Musk, Tesla Wrongly Given Arbitration Award, Ninth Circuit Says

April 14, 2025, 7:35 PM UTC

Elon Musk and Tesla Inc. shouldn’t have been granted an arbitration award in a defamation lawsuit brought by a former top company engineer, a federal appeals court ruled Monday.

Cristina Balan’s lawsuit failed to satisfy the federal amount-in-controversy requirement of at least $75,000, and thus, the lower court didn’t have subject-matter jurisdiction to confirm the arbitration award, Judge Lawrence VanDyke said in an opinion for the US Court of Appeals for the Ninth Circuit. VanDyke reversed the award confirmation and ordered the suit to be remanded and dismissed for a lack of jurisdiction.

“For diversity jurisdiction to attach, the suit must be between citizens of different states, and the ‘amount in controversy’ must exceed $75,000,” VanDyke said. “In this case, both avenues are dead ends.”

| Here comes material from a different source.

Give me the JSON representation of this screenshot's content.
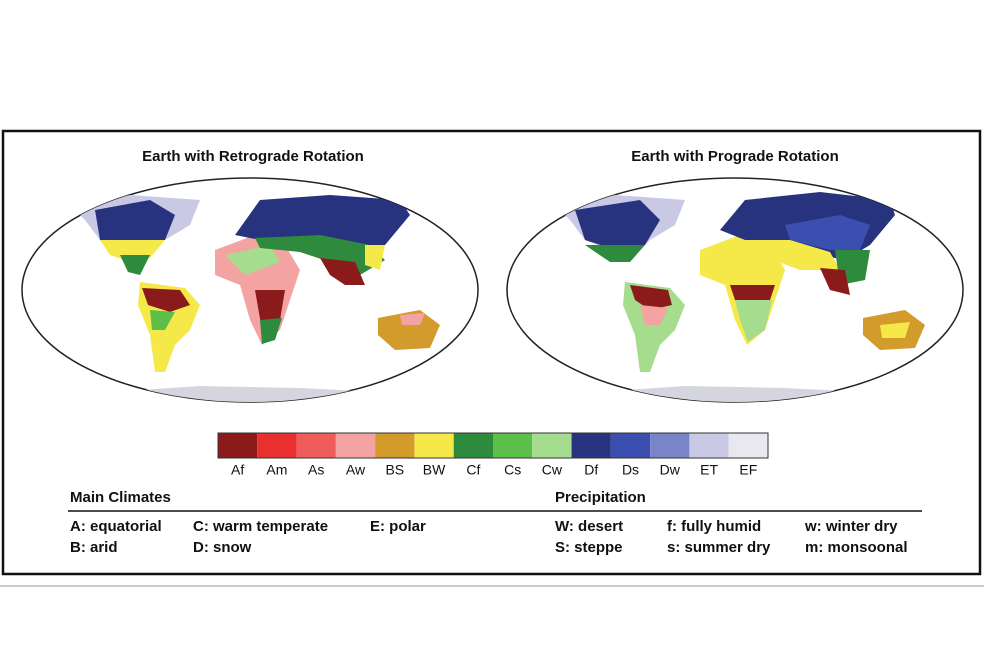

Balan worked on car batteries at Tesla Motors Inc. She said the company would put her engraved name on its battery modules as a sign of how important her work was to the company. But after the Huffington Post wrote about her in a positive light and quoted her questioning aspects of Tesla’s leadership in 2017, the company hit back with public criticisms. Tesla allegedly falsely stated that she engaged in criminal acts and took company money and resources to complete a personal project and travel on the company’s tab.

Balan sued in 2019—prompting Tesla to move to compel arbitration—contending she wasn’t bound by a mandatory arbitration agreement contained in her employment contract.

Balan’s claims were barred under California’s one-year statute of limitations, Tesla and Musk said, and the arbitrator granted an award in their favor on each of her claims. The district court confirmed the award in 2022, and Balan appealed.

Parties seeking relief under the Federal Arbitration Act must establish an independent jurisdictional basis for a federal court’s jurisdiction, VanDyke wrote. And the district court improperly took a “look through” approach to establish jurisdiction when the facts from Tesla’s award petition should establish jurisdiction on its face alone.

While a “look through” approach is permissible for some aspects of the FAA, it doesn’t apply when moving to confirm an arbitration award, VanDyke wrote.

“On its face, a petition to confirm a zero-dollar award cannot support the amount in controversy requirement,” VanDyke said.

Tesla argued that the court doesn’t have jurisdiction to dismiss the case either since it requested a stay of the suit under a different section of the FAA, the opinion said. But Tesla’s contention is incorrect, VanDyke said, since the suit is governed by the FAA’s language to confirm an arbitration award.

Judges Daniel P. Collins and Salvador Mendoza Jr. joined the opinion.

Morgan Lewis & Bockius LLP represents Musk and Tesla. Hawgood Hawgood & Moran LLP represents Balan.

The case is Tesla Motors Inc. v. Balan, 9th Cir., No. 22-16623, 4/14/25.